Quel type d'agriculture : Le meilleur comme le pire !
Produire toujours plus ou produire mieux ! Polluer toujours plus ou faire alliance avec la nature ? Décimer ou favoriser la vie ? Les différences entre les formes d'agriculture saine et les formes d'agriculture malsaines sont majeures. Nous trouvons le meilleurs comme le pire. D'un côté nous avons des formes d'agriculture qui respectent la vie sous toutes ses formes et qui l'encouragent. L'Agriculture Biologique (AB) est la plus connue du public, l'agriculture biodynamique l'est nettement moins. De l'autre côté, nous avons l'agriculture intensive, une agriculture de destruction massive.
Éloge des formes d'agriculture saine
S'il était nécessaire de faire l'éloge de l'Agriculture Biologique en utilisant le minimum de mots, nous dirions que l'Agriculture Biologique protège et encourage la vie. L'agriculture biologique est, avec les autres formes d'agricultures saines, respectueuse des trois règnes végétal, animal et minéral. Elle garantie la pérennité de la vie sur terre.
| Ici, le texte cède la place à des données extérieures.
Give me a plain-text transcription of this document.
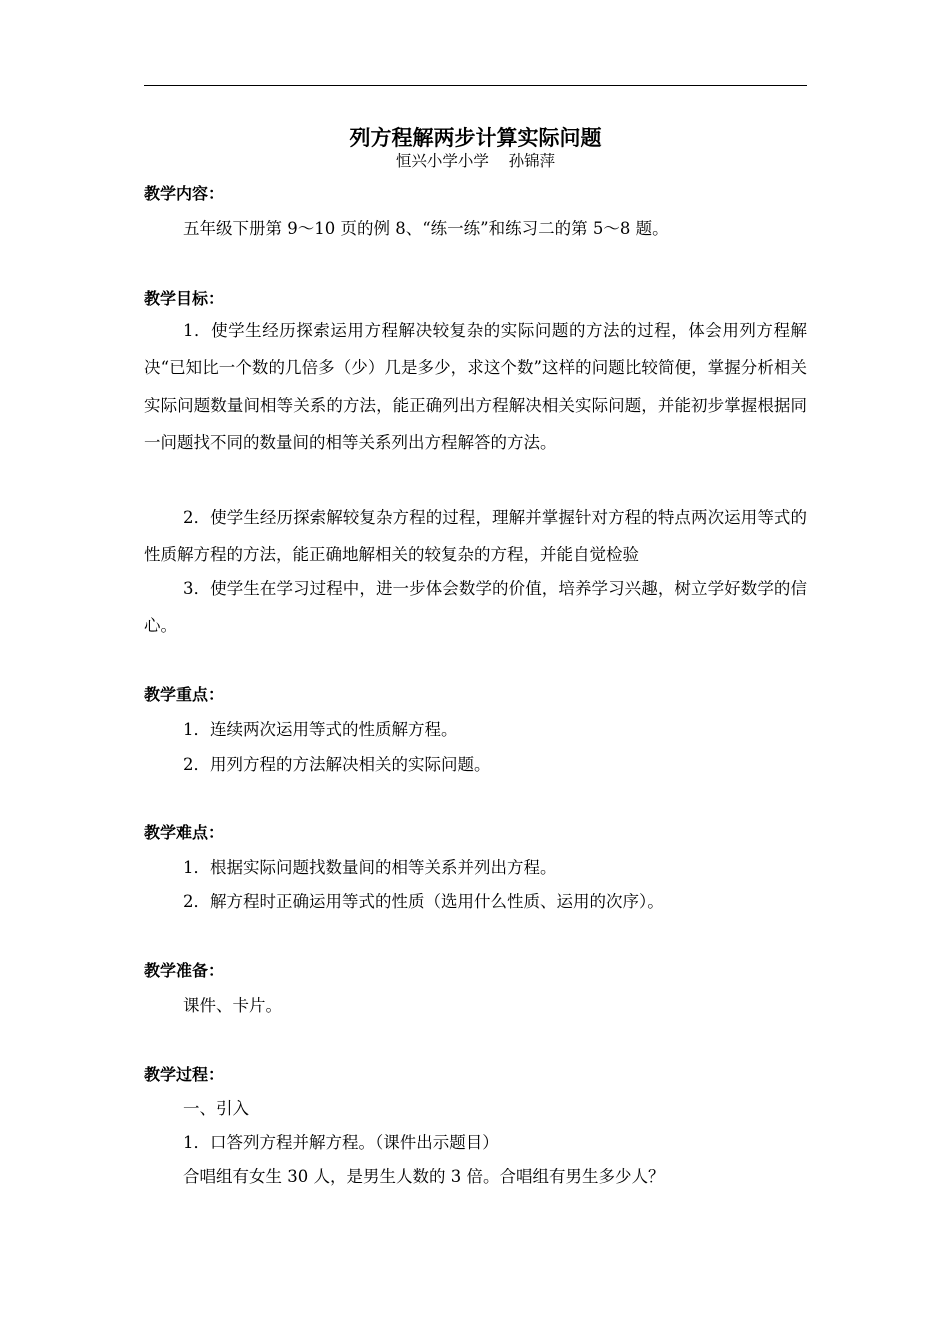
列方程解两步计算实际问题
恒兴小学小学    孙锦萍
教学内容：
五年级下册第 9～10 页的例 8、“练一练”和练习二的第 5～8 题。
教学目标：

1．使学生经历探索运用方程解决较复杂的实际问题的方法的过程，体会用列方程解决“已知比一个数的几倍多（少）几是多少，求这个数”这样的问题比较简便，掌握分析相关实际问题数量间相等关系的方法，能正确列出方程解决相关实际问题，并能初步掌握根据同一问题找不同的数量间的相等关系列出方程解答的方法。

2．使学生经历探索解较复杂方程的过程，理解并掌握针对方程的特点两次运用等式的性质解方程的方法，能正确地解相关的较复杂的方程，并能自觉检验

3．使学生在学习过程中，进一步体会数学的价值，培养学习兴趣，树立学好数学的信心。

教学重点：
1．连续两次运用等式的性质解方程。
2．用列方程的方法解决相关的实际问题。
教学难点：
1．根据实际问题找数量间的相等关系并列出方程。
2．解方程时正确运用等式的性质（选用什么性质、运用的次序）。
教学准备：
课件、卡片。
教学过程：
一、引入
1．口答列方程并解方程。（课件出示题目）
合唱组有女生 30 人，是男生人数的 3 倍。合唱组有男生多少人？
Toutes les formes d'agriculture saine qui n'ont pas de nom mais qui sont employées par des milliers de millions de personnes dans des zones épargnées par nos aberrations mercantiles sont tout autant, à défendre et à promouvoir.
Pour preuve que certains industriels ne sont pas indifférents à l'agriculture saine : Pourquoi croyez-vous que les industriels de l'eau rachètent les terres autour des sources exploitées et exigent des agriculteurs qu'ils pratiquent les règles l'Agriculture Biologique ? Parce qu'ils ne souhaitent pas que la nappe phréatiques soit polluée !
Dans un environnement pollué, l'agriculture biologique apporte-t-elle une solution ?
Prétendre que "l'Agriculture Biologique ne change rien car tout est pollué" est faux ! Les fermes biologiques entourées de cultures intensives sont bien sûr gênées par ses pratiques polluantes toutefois en utilisant sur leurs sols des techniques saines, ils maintiennent une excellente activité du sol.
Agriculture intensive : une tragédie pour les éco-système et la santé de l'Homme
Vous êtes-vous posé les questions suivantes : Si les poissons, les mammifères, les oiseaux, certains insectes disparaissent sont décimés par l'agriculture intensive, pensez-vous que sur nous, les êtres humains, ces pratiques n'ont aucune répercussion ? Bien sûr que non ! Tuer toutes les plantes et insectes qui gravitent autour de malheureux plants hybrides émasculés, plantés au beau milieu de plaines désertiques entraîne un effroyable carnage dans les populations d'oiseaux, de batraciens, de carabes et de milliers d'autres espèces animales et végétales. L'agriculture intensive crée un monde sans vie, un monde instable !
Les formes d'agriculture conventionnelle, intensive, raisonnée pratiquant la monoculture, usant d'une légion de molécules mortelles provenant de sources variées, utilisant des engrais artificiels à tour de bras sont nocives. Elles engendrent les déserts verts, ces grandes étendues sans haie, sans arbre, sans talus de protection ! Ces types d'agricultures favorisant la destruction massive, la mort.
Les partisans de ces pratiques malsaines estiment qu'ils nourrissent le monde ! Si ce discours était admis après la guerre mondiale, par manque de recul et d'expérience, il est faux. Aujourd'hui, il est évident que les conséquences de l'agriculture intensive sont catastrophiques puisqu'elle détruit les sols, gaspille et pollue des ressources rares comme l'eau, détruit des emplois par centaine de millions, crée des déserts sociaux dans les campagnes. Pour toutes ces raisons, ces pratiques doivent être définitivement rejetées !
Les agriculteurs ne sont pas les seuls fautifs !
Les industriels, les politiciens, les commerçants, les pseudo scientifiques, les syndicats agricoles et les consommateurs ont participé et encouragé l'agriculture intensive. L'arrêt de utilisation de ces pratiques malsaines est d'autant plus difficile que le modèle économique s'organise autour de mensonges et de croyances et d'intérêts financiers énormes. Heureusement, chaque personne peut participer en consommant différemment. Les achats que nous effectuons sont une part de la solution.